The generous husband
Several men are in the locker room at the golf club. A mobile phone on a bench rings and a man engages the hands-free speaker function and begins to talk. Everyone else in the room stops to listen.
MAN: "Hello"
WOMAN: "Hi Honey, it's me. Are you at the club?"
MAN: "Yes."
WOMAN: "I'm at the shops now and found this beautiful leather coat. It's only £2,000; is it OK if I buy it as its my birthday?"
MAN: "Sure, go ahead if you like it that much."

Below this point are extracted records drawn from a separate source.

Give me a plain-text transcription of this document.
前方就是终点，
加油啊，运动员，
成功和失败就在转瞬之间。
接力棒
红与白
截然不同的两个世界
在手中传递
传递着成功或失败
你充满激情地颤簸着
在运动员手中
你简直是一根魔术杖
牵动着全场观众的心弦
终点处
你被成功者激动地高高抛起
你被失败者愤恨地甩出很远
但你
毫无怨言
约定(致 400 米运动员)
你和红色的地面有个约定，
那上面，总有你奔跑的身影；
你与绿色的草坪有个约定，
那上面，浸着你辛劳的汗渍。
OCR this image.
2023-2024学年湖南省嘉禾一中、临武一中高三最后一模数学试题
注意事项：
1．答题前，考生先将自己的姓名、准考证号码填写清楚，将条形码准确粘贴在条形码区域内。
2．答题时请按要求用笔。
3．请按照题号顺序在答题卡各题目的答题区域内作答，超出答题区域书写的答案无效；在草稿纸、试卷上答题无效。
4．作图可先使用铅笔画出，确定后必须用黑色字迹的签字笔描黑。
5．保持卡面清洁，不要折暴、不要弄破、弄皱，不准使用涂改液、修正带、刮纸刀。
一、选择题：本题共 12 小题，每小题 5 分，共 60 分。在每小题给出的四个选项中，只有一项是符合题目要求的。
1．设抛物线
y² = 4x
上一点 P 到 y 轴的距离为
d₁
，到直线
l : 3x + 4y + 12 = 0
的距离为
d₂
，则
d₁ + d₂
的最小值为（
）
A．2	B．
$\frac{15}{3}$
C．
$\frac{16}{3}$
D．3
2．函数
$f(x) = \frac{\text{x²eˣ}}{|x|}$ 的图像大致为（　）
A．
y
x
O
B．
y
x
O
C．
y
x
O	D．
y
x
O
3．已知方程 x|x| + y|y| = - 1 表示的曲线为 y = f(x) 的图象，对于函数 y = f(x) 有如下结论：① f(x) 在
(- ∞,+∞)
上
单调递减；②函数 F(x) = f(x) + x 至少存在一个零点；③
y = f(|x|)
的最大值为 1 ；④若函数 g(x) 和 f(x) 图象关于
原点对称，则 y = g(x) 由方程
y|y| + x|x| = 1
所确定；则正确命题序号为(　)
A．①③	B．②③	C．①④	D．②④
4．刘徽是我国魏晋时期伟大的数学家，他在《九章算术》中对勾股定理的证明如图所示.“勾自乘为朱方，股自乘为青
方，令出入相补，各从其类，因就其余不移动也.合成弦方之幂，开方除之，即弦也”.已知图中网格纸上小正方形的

WOMAN: "I also went to the Jaguar showroom and saw the new models. I saw one I really liked."
MAN: "How much?"
WOMAN: "£90,000."
MAN: "OK, but for that price I want it with all the extras."
WOMAN: "Great! Oh, and one more thing... I was just talking to Susie and found out that the house I wanted last year is back on the market. They're asking £980,000 for it."
MAN: "Well, then make an offer of $900,000. They'll probably take it. If not, we can go the extra eighty-thousand if it's what you really want."
WOMAN: "OK. I'll see you later! I love you so much!"
MAN: "Bye! I love you, too."
The man hangs up. The other men in the locker room are staring at him in astonishment, mouths wide open.
He turns and asks, "Anyone know whose phone this is?"